被災地支援競輪第59回オールスター競輪(GⅠ)

 五輪の開幕で日本中が沸いているさなか、「被災地支援競輪第59回オールスター競輪(GⅠ)」で、競輪ファンも熱い戦いに夢中になりました。
 決勝戦へ進出したのはSS選手5名を含むトップレーサー9選手です。村上義弘選手(73期・京都)が打鐘から先行し番手絶好の稲垣裕之選手(86期・京都)の優勝かと思いきや、その稲垣選手をマークしていた岩津裕介選手(87期・岡山)がゴール前で鋭く差し切り見事栄冠に輝きました。昨年は賞金ランキングでS級S班となり年間活躍し続け、今年はS級1班になりましたがオールスター競輪を制し、ケイリングランプリ2016の出場権と共にS級S班返り咲きを果たしました。
 自力の選手が活躍する近年、追い込み選手としての差し足の鋭さに「これぞ競輪」と感じたファンも多いのではないでしょうか。

今後の若き地元選手

 今後期待される地元の若き選手たちも熱い思いを抱き頑張っています。今年7月に地元選手会愛媛支部から109期生3選手がデビューしました。野村典嗣選手26歳・高山雄丞選手23歳・佐々木豪選手20歳の3名です。3人ともまだ優勝はありません(8月28日現在)が、緊張のデビュー後初勝利も経験し、徐々に勝ち星を重ねて上へ上がって来てほしいと思います。松山競輪場で走る時はぜひスタンドから声援を送って下さい。僕も精一杯応援します。

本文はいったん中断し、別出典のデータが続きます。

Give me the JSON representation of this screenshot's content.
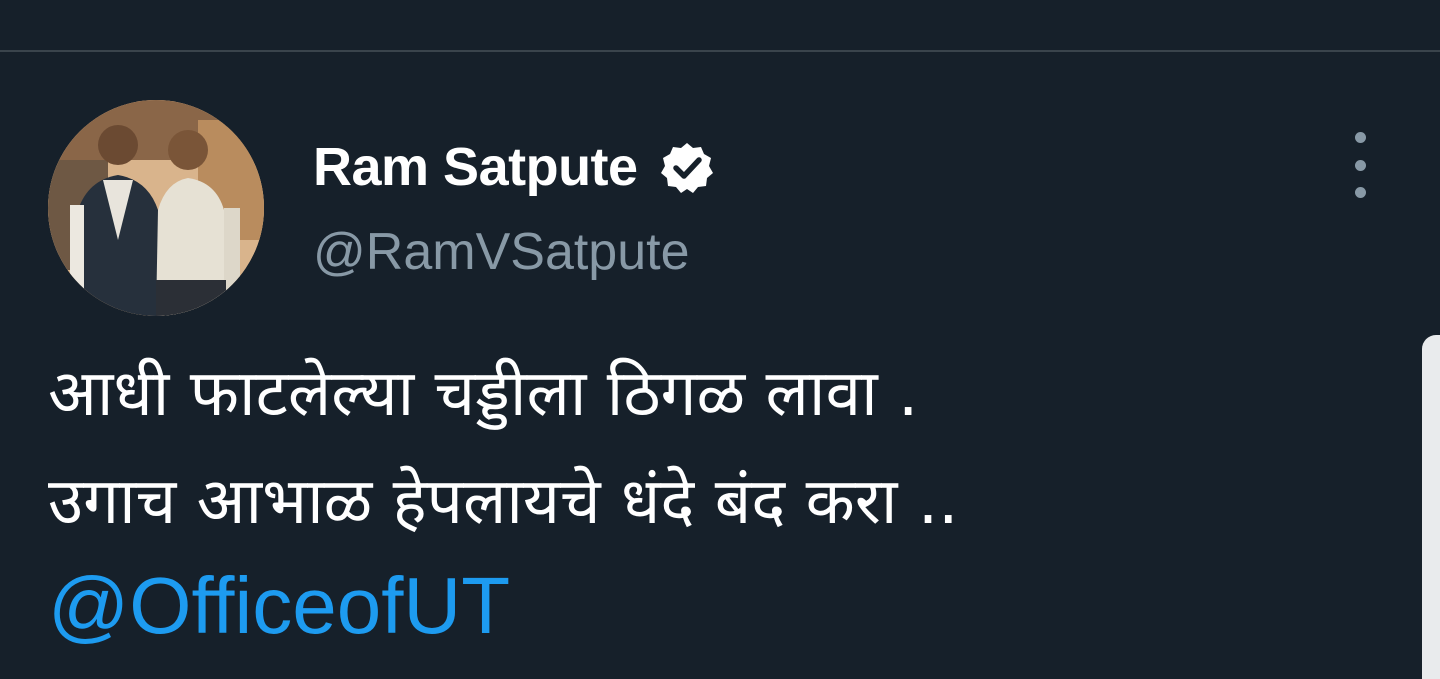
{
  "tweet": {
    "author": {
      "display_name": "Ram Satpute",
      "handle": "@RamVSatpute",
      "verified": true,
      "avatar_icon": "profile-photo"
    },
    "menu_icon": "more-vertical-icon",
    "text_lines": [
      "आधी फाटलेल्या चड्डीला ठिगळ लावा .",
      "उगाच आभाळ हेपलायचे धंदे बंद करा .."
    ],
    "mention": "@OfficeofUT"
  },
  "colors": {
    "background": "#16202a",
    "mention": "#1d9bf0",
    "secondary_text": "#8899a6"
  }
}
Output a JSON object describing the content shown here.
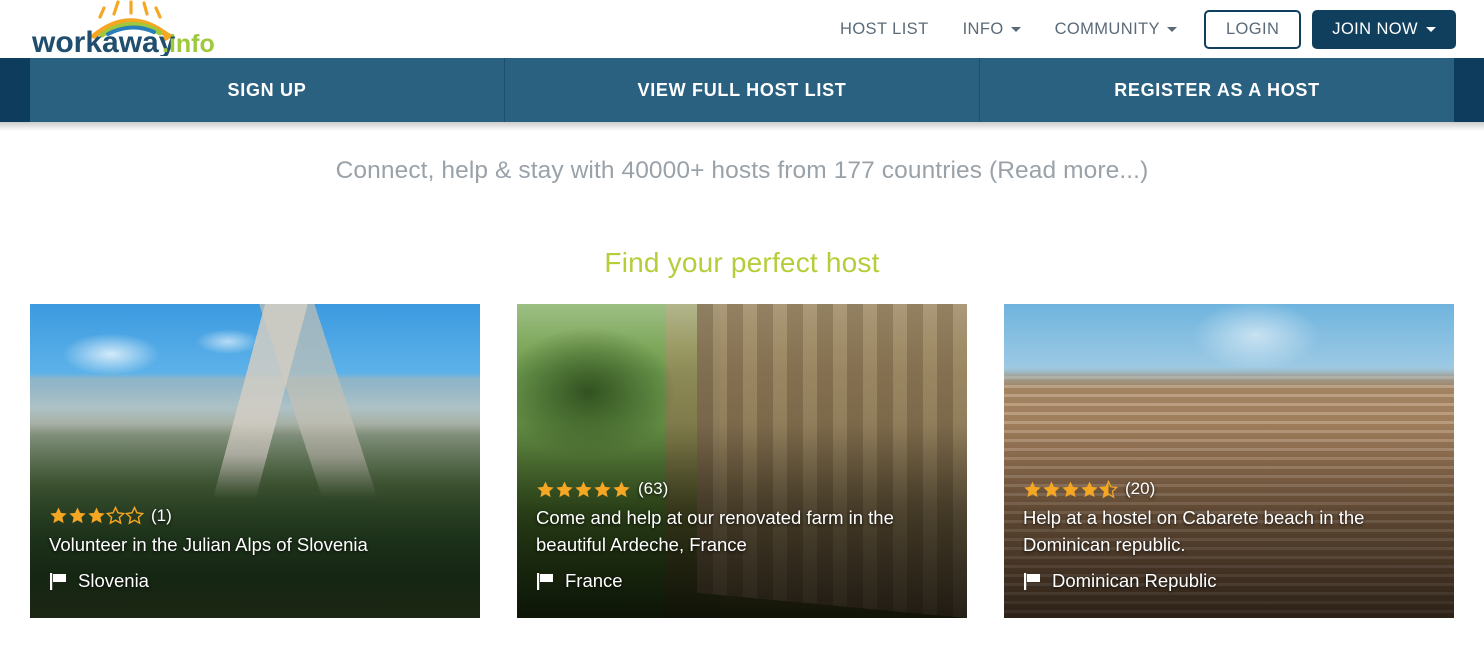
{
  "brand": {
    "name": "workaway",
    "suffix": ".info",
    "logo_icon": "sunrise-logo-icon",
    "color_dark": "#1f4e6e",
    "color_green": "#9ec93c",
    "color_gold": "#f5a623"
  },
  "topnav": {
    "items": [
      {
        "label": "HOST LIST",
        "has_caret": false
      },
      {
        "label": "INFO",
        "has_caret": true
      },
      {
        "label": "COMMUNITY",
        "has_caret": true
      }
    ],
    "login_label": "LOGIN",
    "join_label": "JOIN NOW",
    "join_has_caret": true
  },
  "tabbar": {
    "color": "#2b6180",
    "edge_color": "#0d3c5c",
    "tabs": [
      {
        "label": "SIGN UP"
      },
      {
        "label": "VIEW FULL HOST LIST"
      },
      {
        "label": "REGISTER AS A HOST"
      }
    ]
  },
  "tagline": {
    "text": "Connect, help & stay with 40000+ hosts from 177 countries (",
    "link_label": "Read more...",
    "text_after": ")"
  },
  "section": {
    "heading": "Find your perfect host",
    "heading_color": "#b4ce3a"
  },
  "cards": [
    {
      "rating": 3,
      "rating_display": "3 of 5 stars",
      "review_count": "(1)",
      "title": "Volunteer in the Julian Alps of Slovenia",
      "country": "Slovenia",
      "flag_icon": "flag-icon",
      "photo": "mountain-valley-photo"
    },
    {
      "rating": 5,
      "rating_display": "5 of 5 stars",
      "review_count": "(63)",
      "title": "Come and help at our renovated farm in the beautiful Ardeche, France",
      "country": "France",
      "flag_icon": "flag-icon",
      "photo": "stone-farmhouse-photo"
    },
    {
      "rating": 4.5,
      "rating_display": "4.5 of 5 stars",
      "review_count": "(20)",
      "title": "Help at a hostel on Cabarete beach in the Dominican republic.",
      "country": "Dominican Republic",
      "flag_icon": "flag-icon",
      "photo": "brick-mansion-photo"
    }
  ]
}
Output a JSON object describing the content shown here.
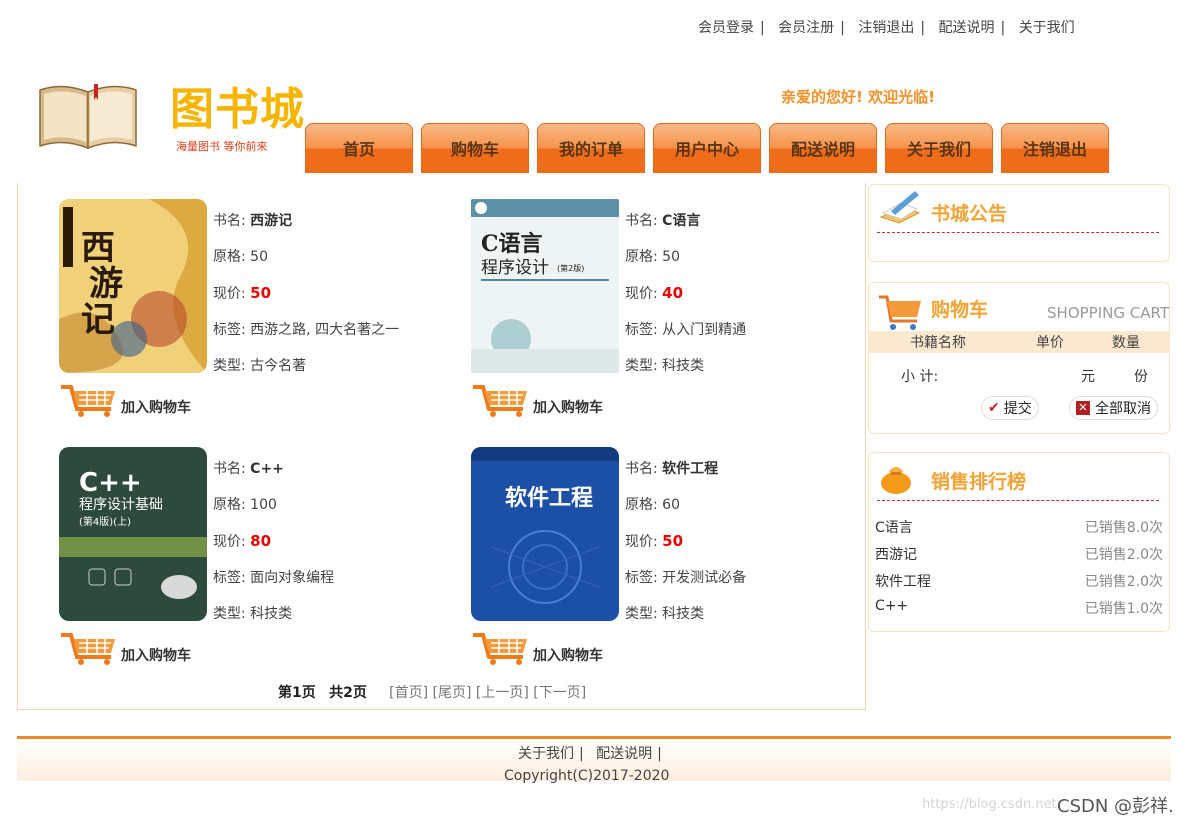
{
  "top_links": [
    "会员登录",
    "会员注册",
    "注销退出",
    "配送说明",
    "关于我们"
  ],
  "logo": {
    "title": "图书城",
    "subtitle": "海量图书 等你前来"
  },
  "welcome": "亲爱的您好! 欢迎光临!",
  "nav": [
    "首页",
    "购物车",
    "我的订单",
    "用户中心",
    "配送说明",
    "关于我们",
    "注销退出"
  ],
  "labels": {
    "name": "书名: ",
    "orig": "原格: ",
    "now": "现价: ",
    "tag": "标签: ",
    "type": "类型: ",
    "add_cart": "加入购物车"
  },
  "books": [
    {
      "name": "西游记",
      "orig": "50",
      "now": "50",
      "tag": "西游之路, 四大名著之一",
      "type": "古今名著",
      "cover_text": "西游记"
    },
    {
      "name": "C语言",
      "orig": "50",
      "now": "40",
      "tag": "从入门到精通",
      "type": "科技类",
      "cover_text": "C语言\n程序设计 (第2版)"
    },
    {
      "name": "C++",
      "orig": "100",
      "now": "80",
      "tag": "面向对象编程",
      "type": "科技类",
      "cover_text": "C++\n程序设计基础\n(第4版)(上)"
    },
    {
      "name": "软件工程",
      "orig": "60",
      "now": "50",
      "tag": "开发测试必备",
      "type": "科技类",
      "cover_text": "软件工程"
    }
  ],
  "pager": {
    "current": "第1页",
    "total": "共2页",
    "first": "[首页]",
    "last": "[尾页]",
    "prev": "[上一页]",
    "next": "[下一页]"
  },
  "notice": {
    "title": "书城公告"
  },
  "cart": {
    "title": "购物车",
    "title_en": "SHOPPING CART",
    "col_name": "书籍名称",
    "col_price": "单价",
    "col_qty": "数量",
    "subtotal_label": "小 计:",
    "unit_yuan": "元",
    "unit_fen": "份",
    "submit": "提交",
    "cancel_all": "全部取消"
  },
  "ranking": {
    "title": "销售排行榜",
    "items": [
      {
        "name": "C语言",
        "sold": "已销售8.0次"
      },
      {
        "name": "西游记",
        "sold": "已销售2.0次"
      },
      {
        "name": "软件工程",
        "sold": "已销售2.0次"
      },
      {
        "name": "C++",
        "sold": "已销售1.0次"
      }
    ]
  },
  "footer": {
    "links": [
      "关于我们",
      "配送说明"
    ],
    "copyright": "Copyright(C)2017-2020"
  },
  "watermark": {
    "url": "https://blog.csdn.net",
    "author": "CSDN @彭祥."
  },
  "colors": {
    "accent": "#ee6c1a",
    "gold": "#f7b500",
    "price_red": "#e00000",
    "rank_title": "#f4a334"
  }
}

 また、来年デビュー予定の選手も現在競輪学校で日々訓練しています。今年は競輪学校に5名もの生徒が在籍しているんですよ!今野大輔君・門田凌君・松本貴治君・吉田智哉君・田中真彩さん。近年愛媛支部から毎年多くの新人選手がデビューしています。
 自転車競技のフィールドの裾野が広がり、より身近なスポーツとして県民から慕われていることの現れじゃないでしょうか。

 これからも瀬戸風ドリームナイトレースから目が離せませんね。